This is just a quick tip that you may find useful.
Recent versions of Apple’s OSX have changed the way the Mac handles Japanese input by default. It is supposed to be an improvement, because it guesses what you want to type and changes your input to kanji on the fly rather than waiting for you to push the spacebar at the end.
The problem with this is that I find that it guesses wrong as often as not and it actually takes longer to undo its frequent well-meant guesses than to do it the old-fashioned way, which gives you a list of guesses as you type (so you still don’t have to type the whole word in many cases) rather than jumping to one of its own conclusions.
It also messes up some other functions. For example, Rikaisama’s native-audio saving only started working properly again after I reverted to the older input style.
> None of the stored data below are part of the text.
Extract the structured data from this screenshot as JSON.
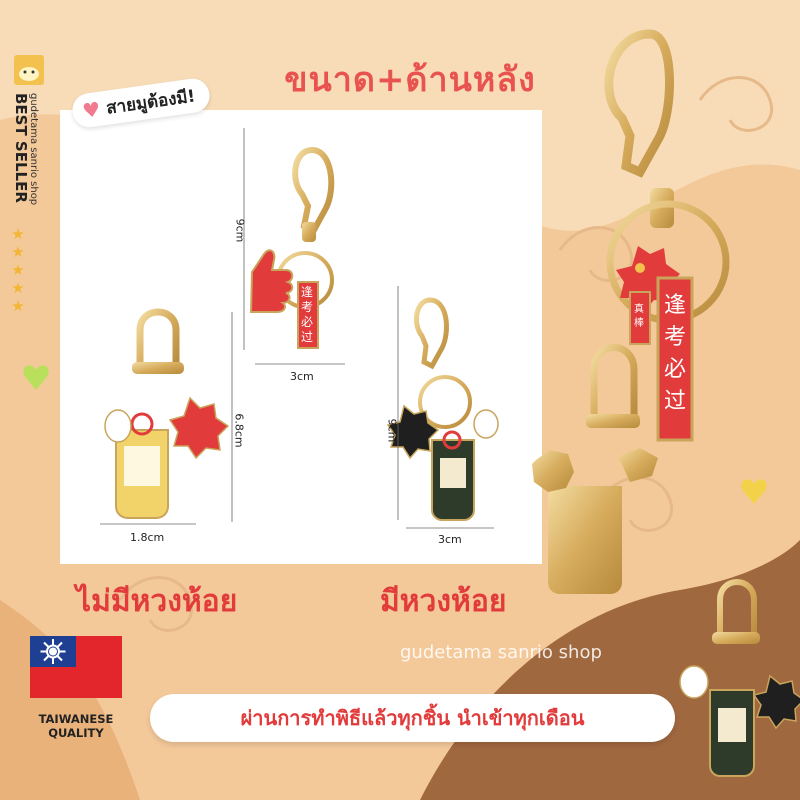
{
  "header": {
    "title": "ขนาด+ด้านหลัง"
  },
  "badge": {
    "label": "สายมูต้องมี!",
    "icon": "heart-icon"
  },
  "sidebar": {
    "shop_name": "gudetama sanrio shop",
    "best_seller": "BEST SELLER",
    "stars": "★★★★★"
  },
  "dimensions": {
    "middle_height": "9cm",
    "middle_width": "3cm",
    "left_height": "6.8cm",
    "left_width": "1.8cm",
    "right_height": "9cm",
    "right_width": "3cm"
  },
  "labels": {
    "without_ring": "ไม่มีหวงห้อย",
    "with_ring": "มีหวงห้อย"
  },
  "watermark": "gudetama sanrio shop",
  "footer": {
    "banner": "ผ่านการทำพิธีแล้วทุกชิ้น นำเข้าทุกเดือน",
    "quality_line1": "TAIWANESE",
    "quality_line2": "QUALITY"
  },
  "charm_text": {
    "tag_vertical": "逢考必过",
    "small_tag": "真棒"
  },
  "colors": {
    "accent_red": "#e23b3b",
    "title_red": "#e8524f",
    "background_peach": "#f4c99a",
    "background_brown": "#a0683f",
    "gold": "#d9b36a",
    "heart_pink": "#f27a8e"
  }
}
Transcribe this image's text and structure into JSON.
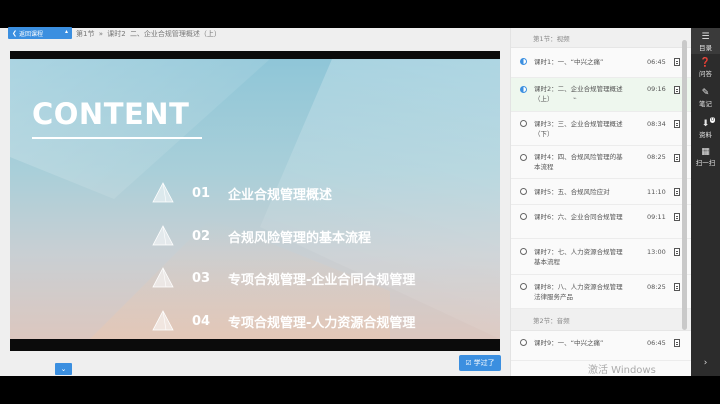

So if like me you find this live-changing more trouble than it is worth, what can you do about it? Fortunately the fix is easy. Go to System Settings > Keyboard > Input Source (入力ソース) and you will see this:
If your Mac is in Japanese, the setting you want is ライブ変換 (live conversion, ringed above). It will be in the same place in English. It is checked by default. Uncheck it and your Mac will go back to behaving like a useful tool rather than a mama-knows-best robot!
PS – Seeing the above screenshot, someone noted that I have Japanese as my only input language. The reason for this is not that I never type in English, but that I use the romaji character set from the Japanese IME rather than an English IME. And the reason for that is that I can then assign it to caps-lock within the Japanese IME, so that when I want to switch to typing English I only have to hit the caps-lock key.
If English is your default language you may want to do it the other way around, but I can confirm, should you want to try it, that not using a “real” English IME has no adverse effects that I have noticed on English input.